Mocking Religion Is Not ‘Hate Speech’

Mocking Religion Is Not ‘Hate Speech’

And "they had it coming" is not a tenable position for a free people

It is inevitable that we’re going to be subjected to some new iteration of the “they had it coming” defense whenever there’s an attack on free expression. So it’s really not surprising that after the incident at the draw Muhammad art exhibit in Garland, Texas, some in the media would be more concerned about the provocative nature of the speech that supposedly precipitated the violence than the violence itself.

We’ve already seen numbers of part-time free expressionists – the “but” crowd – which conflates the defense of free speech, and the ability of all people to practice it peacefully, with endorsing the supposedly incendiary speech they claim is too ugly to deserve recognition. This kind of coddling is reserved for one faith; and only one requires dispensation from criticism or mockery. Because Jews rarely burn down the Barnes & Noble for carrying Mein Kampf, those who believe in Xenu rarely shoot documentarians and Mormons do no fire bomb Broadway plays – and if they did, no decent person would rationalize their actions.

But beyond all of that there is something else worth remembering: ridiculing or criticizing religion – ‘Islamophobia,’ for instance – is not necessarily hate speech.  Of course, all speech, even hate speech should be defended, but there’s a significant distinction to make between attacking ideas and attacking people.

So, for instance, when Glenn Greenwald publishes anti-Semitic cartoons in a misguided act of equivalency (proving not the point he thinks he is, but that he is free to mock any religion without fearing for his life – except for one) he is furthering ugly stereotypes about an ethnicity, not satirizing or challenging the beliefs of an illiberal philosophy.

An art contest depicting Mohammad in an unflattering light might be crass, but it is within the bounds of satire that’s been practiced in Western Civilization for hundreds of years. How many T-shirts do we see mocking Jesus? How many bumper stickers do we see ridiculing Christianity? How many people do we see who are openly contemptuous about the faith of others? How often does “art” involve blasphemous depictions of belief or religious iconography? How many times is Jesus the butt-end of jokes in movies or television?

And how many times have liberals referred to art that was aimed at Christianity as “hate speech?” I can’t find a single instance.
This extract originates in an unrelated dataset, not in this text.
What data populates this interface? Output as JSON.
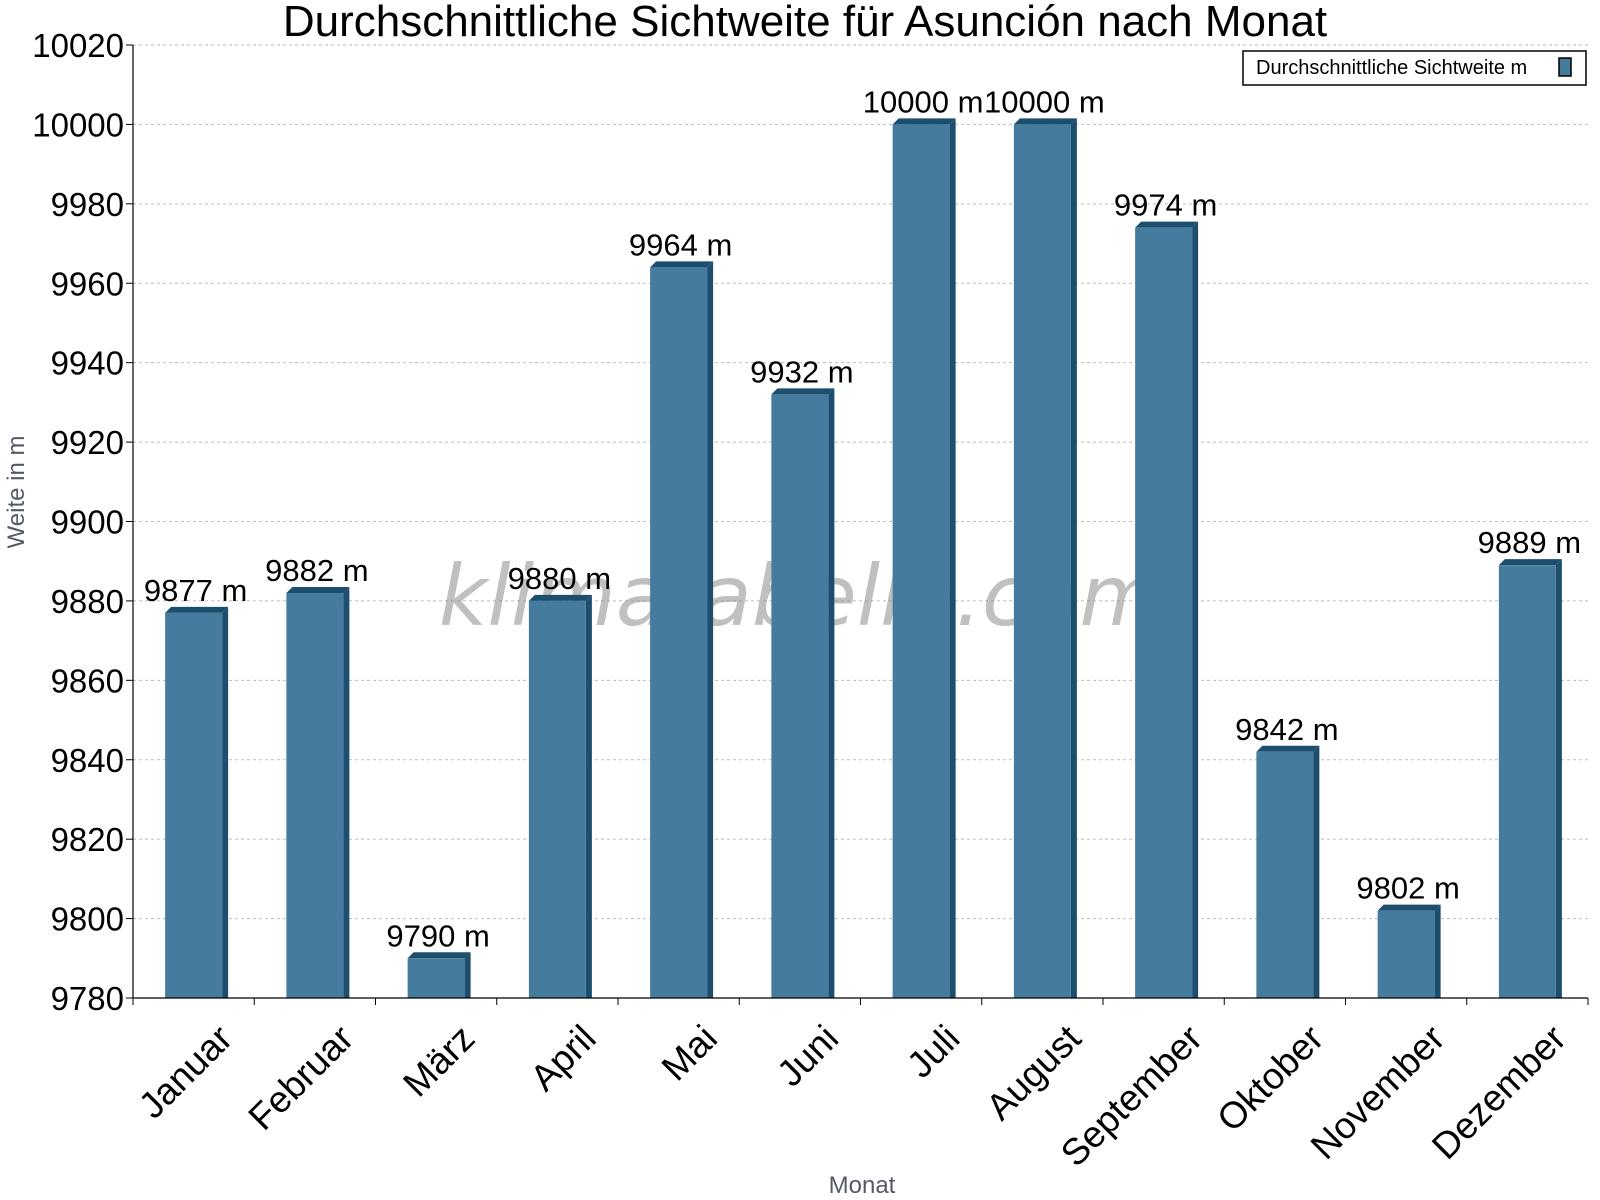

The relative worth of satire and criticism is a valuable debate, but the defense of political speech, as a principle, whether purposefully confrontational or not, is especially deserved. There are people in this country now who want to stop free expression with bullets. That’s a remarkable development. For people like CNN host Alisyn Camerota, the idea that someone might be attacking Islam is a far bigger story than the actual attack. Within this victim-blaming Mcclatchy piece titled, “After Texas shooting: If free speech is provocative, should there be limits?,” you will find a professor named John Szmer at the University of North Carolina, who believes that provocative speech should be banned:

“Fighting words is the idea that you are saying something that is so offensive that it will lead to an immediate breach of the peace,” Szmer explained. “In other words, you are saying something and you should expect a violent reaction by other people.”

The exhibit of cartoons in Texas might have crossed the line, Szmer said.

“I don’t think it is unreasonable to expect what they were doing would incite a violent reaction,” he said.

Translation: Just blow some stuff up or kill a few Americans and we’ll ban the speech infuriated you.

Rather than put the event into context, the mass media mostly focused on the “anti-Muslim” activity of those who provoked the gunmen. So we learned much about the rabble-rousing Pamela Geller and Geert Wilders, for instance, but nothing about the far more offensive actions of Keith Ellison and André Carson, who asked Barack Obama administration<spanto ban the Dutch politician from entering the United States because of his “controversial” views. What the media focused on today was as predictable as the ideological disposition of the gunmen. That’s a big problem for the future of free speech.